Thursday, 3 October 2013

'They're Wearing Us'


There are two quotes I particularly enjoy on the subject of striptease artistes, the first (above title) from digital knowledge prophet Marshall McLuhan, and the second, recently discovered in Dave Hickey's newly published book 'Pirates and Farmers' where his friend Heidi (who works, or worked, in Crazy Horse Too Las Vegas) insists that 'there is no problem in the world that cannot be solved by a room full of naked women'. 

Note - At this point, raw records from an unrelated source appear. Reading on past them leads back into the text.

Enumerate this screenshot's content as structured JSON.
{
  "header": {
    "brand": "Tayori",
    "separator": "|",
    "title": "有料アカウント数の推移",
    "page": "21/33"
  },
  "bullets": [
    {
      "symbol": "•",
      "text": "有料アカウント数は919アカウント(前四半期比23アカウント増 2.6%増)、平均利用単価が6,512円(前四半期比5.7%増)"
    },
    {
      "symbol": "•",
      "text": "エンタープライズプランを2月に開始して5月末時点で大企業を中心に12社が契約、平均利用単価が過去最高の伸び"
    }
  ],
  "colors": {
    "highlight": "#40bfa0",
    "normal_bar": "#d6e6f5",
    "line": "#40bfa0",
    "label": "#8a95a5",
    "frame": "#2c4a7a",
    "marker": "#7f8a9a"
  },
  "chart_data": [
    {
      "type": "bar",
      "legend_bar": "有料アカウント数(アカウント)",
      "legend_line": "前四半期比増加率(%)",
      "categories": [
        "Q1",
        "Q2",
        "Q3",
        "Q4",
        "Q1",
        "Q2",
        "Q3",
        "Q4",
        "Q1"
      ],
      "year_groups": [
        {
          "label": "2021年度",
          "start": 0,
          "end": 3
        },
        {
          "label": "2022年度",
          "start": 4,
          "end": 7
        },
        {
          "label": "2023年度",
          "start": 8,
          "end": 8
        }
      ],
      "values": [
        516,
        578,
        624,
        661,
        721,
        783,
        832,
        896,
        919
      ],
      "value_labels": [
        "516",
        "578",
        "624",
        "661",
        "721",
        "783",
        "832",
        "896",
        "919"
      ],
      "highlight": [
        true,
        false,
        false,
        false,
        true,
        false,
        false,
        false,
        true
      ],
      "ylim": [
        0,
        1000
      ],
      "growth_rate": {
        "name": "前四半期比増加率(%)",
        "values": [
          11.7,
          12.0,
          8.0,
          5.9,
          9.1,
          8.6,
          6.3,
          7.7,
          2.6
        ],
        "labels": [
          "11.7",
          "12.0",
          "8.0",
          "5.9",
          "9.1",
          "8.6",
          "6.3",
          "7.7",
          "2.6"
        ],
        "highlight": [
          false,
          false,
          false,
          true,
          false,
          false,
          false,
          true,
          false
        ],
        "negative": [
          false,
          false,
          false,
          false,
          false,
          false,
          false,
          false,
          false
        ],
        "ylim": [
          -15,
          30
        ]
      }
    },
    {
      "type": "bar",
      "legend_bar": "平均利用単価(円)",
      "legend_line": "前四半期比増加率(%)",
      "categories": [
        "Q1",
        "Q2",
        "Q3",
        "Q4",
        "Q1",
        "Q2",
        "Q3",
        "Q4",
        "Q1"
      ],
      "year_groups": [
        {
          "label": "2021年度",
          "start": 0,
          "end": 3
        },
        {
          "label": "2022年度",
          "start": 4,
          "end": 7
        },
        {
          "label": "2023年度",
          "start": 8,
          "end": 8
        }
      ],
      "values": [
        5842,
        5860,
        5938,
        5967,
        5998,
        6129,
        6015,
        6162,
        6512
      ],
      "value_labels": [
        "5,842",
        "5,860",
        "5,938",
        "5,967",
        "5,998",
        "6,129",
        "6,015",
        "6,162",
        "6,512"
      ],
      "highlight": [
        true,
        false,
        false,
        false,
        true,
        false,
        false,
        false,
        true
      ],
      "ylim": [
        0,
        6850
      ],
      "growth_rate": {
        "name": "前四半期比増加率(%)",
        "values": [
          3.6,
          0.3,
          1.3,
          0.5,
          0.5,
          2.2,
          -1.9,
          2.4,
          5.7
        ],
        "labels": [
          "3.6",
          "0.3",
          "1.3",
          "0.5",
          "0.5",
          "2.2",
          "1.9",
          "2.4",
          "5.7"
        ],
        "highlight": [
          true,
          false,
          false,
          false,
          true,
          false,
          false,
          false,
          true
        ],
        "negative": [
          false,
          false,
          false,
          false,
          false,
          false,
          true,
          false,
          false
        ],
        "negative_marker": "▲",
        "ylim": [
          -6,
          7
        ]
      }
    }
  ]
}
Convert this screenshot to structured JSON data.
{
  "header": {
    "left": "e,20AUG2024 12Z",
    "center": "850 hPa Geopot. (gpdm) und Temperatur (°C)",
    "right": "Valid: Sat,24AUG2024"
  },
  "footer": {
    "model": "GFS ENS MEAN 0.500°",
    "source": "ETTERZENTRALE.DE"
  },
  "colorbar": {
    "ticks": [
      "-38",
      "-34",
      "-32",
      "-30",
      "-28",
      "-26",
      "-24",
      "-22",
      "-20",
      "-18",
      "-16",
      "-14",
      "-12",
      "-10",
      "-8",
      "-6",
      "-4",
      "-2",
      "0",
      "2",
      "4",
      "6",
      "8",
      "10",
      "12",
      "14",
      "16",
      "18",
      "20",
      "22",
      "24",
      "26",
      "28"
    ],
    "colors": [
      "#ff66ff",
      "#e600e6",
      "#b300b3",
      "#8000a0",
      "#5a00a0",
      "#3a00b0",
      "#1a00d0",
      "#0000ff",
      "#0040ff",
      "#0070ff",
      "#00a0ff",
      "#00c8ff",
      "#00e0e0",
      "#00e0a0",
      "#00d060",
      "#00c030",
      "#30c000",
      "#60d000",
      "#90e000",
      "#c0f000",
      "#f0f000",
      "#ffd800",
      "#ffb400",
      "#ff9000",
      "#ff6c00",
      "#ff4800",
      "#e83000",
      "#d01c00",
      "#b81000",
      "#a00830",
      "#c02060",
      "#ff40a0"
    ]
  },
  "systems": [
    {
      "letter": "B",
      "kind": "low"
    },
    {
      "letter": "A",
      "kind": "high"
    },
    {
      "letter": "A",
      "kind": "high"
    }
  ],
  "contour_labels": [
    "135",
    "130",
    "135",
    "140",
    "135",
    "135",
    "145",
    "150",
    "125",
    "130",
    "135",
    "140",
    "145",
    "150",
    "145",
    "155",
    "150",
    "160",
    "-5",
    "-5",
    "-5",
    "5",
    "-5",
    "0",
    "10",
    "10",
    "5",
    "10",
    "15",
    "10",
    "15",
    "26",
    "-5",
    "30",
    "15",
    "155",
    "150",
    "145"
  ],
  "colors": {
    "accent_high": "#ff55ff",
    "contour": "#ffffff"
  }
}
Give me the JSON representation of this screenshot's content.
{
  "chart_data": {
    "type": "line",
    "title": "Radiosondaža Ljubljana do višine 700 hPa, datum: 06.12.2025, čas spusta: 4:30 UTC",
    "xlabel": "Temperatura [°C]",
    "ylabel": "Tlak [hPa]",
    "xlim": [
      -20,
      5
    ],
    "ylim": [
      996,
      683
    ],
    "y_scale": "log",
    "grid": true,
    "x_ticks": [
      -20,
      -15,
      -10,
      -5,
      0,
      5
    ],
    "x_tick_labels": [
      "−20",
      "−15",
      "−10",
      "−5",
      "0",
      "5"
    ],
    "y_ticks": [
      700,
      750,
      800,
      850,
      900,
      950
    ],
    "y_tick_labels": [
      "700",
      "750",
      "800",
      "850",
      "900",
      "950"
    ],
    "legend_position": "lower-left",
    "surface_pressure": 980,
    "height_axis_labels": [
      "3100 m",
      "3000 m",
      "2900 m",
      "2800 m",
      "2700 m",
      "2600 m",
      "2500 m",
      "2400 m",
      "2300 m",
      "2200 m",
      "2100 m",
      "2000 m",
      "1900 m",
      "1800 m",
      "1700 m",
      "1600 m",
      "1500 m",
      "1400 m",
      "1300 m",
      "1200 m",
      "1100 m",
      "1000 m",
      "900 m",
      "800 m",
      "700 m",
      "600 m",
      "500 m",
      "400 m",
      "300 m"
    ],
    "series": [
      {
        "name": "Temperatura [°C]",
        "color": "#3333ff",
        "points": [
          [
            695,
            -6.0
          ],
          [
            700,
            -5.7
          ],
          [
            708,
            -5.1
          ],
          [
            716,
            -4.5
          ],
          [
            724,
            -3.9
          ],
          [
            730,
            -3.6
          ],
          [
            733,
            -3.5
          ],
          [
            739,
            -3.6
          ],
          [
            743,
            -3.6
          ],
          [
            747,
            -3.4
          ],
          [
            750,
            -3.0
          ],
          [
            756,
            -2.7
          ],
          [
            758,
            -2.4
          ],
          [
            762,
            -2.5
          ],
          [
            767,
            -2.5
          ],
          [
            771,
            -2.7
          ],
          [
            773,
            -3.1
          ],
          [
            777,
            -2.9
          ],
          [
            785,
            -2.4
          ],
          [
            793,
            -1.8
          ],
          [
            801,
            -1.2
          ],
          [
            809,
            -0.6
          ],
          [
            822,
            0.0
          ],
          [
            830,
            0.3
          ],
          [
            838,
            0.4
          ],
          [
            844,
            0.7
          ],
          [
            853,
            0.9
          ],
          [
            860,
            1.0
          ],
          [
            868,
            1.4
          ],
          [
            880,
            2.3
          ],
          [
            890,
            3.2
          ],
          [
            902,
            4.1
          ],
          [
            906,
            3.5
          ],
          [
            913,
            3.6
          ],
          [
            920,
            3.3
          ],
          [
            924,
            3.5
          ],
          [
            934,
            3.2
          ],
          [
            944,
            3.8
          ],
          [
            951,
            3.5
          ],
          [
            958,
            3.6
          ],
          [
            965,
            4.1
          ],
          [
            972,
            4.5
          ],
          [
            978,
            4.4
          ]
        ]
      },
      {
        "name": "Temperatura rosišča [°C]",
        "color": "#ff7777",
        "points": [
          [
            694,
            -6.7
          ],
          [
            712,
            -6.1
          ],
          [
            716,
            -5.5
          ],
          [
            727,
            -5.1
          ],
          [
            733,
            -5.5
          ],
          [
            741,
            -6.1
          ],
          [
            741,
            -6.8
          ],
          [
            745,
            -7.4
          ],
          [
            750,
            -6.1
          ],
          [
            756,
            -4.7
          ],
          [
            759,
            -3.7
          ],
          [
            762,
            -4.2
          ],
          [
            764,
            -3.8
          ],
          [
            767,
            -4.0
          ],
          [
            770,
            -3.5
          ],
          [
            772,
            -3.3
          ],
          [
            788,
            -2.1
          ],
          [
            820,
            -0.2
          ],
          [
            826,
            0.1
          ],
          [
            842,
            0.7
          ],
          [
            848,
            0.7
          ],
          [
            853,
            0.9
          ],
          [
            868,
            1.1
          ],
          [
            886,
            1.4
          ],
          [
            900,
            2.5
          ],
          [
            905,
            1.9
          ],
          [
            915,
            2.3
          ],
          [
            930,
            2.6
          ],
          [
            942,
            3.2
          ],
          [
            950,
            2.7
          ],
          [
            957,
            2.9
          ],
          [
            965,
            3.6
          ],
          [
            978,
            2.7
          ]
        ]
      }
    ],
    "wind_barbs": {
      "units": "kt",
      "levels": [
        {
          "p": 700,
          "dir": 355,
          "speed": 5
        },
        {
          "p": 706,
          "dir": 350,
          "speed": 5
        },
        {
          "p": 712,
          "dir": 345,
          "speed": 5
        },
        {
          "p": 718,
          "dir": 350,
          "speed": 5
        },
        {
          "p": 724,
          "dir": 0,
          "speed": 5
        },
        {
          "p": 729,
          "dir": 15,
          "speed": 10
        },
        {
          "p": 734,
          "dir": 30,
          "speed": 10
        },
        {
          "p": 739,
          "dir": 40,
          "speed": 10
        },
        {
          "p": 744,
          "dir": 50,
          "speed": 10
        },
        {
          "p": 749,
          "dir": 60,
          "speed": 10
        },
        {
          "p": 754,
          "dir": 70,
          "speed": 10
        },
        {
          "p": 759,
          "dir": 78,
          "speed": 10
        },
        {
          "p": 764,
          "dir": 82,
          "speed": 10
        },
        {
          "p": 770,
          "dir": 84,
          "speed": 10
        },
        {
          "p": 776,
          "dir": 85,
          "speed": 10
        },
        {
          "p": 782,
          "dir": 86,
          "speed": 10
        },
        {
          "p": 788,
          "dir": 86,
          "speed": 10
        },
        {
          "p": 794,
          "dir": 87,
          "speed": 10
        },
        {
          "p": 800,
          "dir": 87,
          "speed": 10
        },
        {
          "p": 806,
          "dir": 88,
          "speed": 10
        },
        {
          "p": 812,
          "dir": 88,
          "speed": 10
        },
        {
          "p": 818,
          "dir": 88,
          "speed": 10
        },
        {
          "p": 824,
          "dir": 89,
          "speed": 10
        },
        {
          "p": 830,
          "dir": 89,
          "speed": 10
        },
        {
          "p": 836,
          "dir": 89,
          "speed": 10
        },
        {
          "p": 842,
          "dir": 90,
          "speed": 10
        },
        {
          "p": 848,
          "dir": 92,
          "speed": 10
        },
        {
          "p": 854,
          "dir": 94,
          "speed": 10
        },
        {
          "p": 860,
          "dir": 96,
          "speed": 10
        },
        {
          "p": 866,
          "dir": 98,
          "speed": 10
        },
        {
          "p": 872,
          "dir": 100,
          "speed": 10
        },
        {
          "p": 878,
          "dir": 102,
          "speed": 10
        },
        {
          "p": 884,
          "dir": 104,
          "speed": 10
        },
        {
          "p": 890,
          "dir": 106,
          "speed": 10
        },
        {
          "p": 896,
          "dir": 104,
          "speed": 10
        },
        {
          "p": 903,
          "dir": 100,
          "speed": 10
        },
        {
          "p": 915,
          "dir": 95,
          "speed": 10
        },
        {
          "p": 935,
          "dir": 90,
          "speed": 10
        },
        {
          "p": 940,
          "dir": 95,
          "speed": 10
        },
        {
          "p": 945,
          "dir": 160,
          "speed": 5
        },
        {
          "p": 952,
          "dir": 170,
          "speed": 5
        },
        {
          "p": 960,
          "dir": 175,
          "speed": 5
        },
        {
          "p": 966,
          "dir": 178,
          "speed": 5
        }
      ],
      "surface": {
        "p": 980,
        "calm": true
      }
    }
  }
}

I am thinking of presenting Jessica (above- and who works at The White Horse, Shoreditch) following a stream of Joel Sternfeld pics of Dubai to my undergrads with the remark 'This is what you get, eventually, when you decide you can represent God'. For Jessica exudes a kind of insouciant worldliness (far from uncommon in her profession) Dubai will never have. Commodification; the very point! As McLuhan suggests, that perfect act of display, far from divesting Jessica or Bambi or Samantha of identity, actually substantiates it, and he was right, and somehow these days Jessica and her clan can represent more of it. To co-opt one of those cliched, crappy, but revealing phrases, just look how carefully she is put together! Of course the audience are possessed, poor souls us, but only for the length of (in Jessica's case) one edgy piece of heavy metal, and it is a fatal misapprehension to think the reverse, that WE possess HER. Of course I could, like Hickey, rank her with Titian's Venus, in which case, there should be a copy stashed in the basement of the Vatican for periodic inquisition- but I'm content that she is actually here to remind me, periodically, as I drop through the grey doors of the White Horse every now and then of an afternoon, of the truth of our world masked somehow by the petty mores of our hum drum.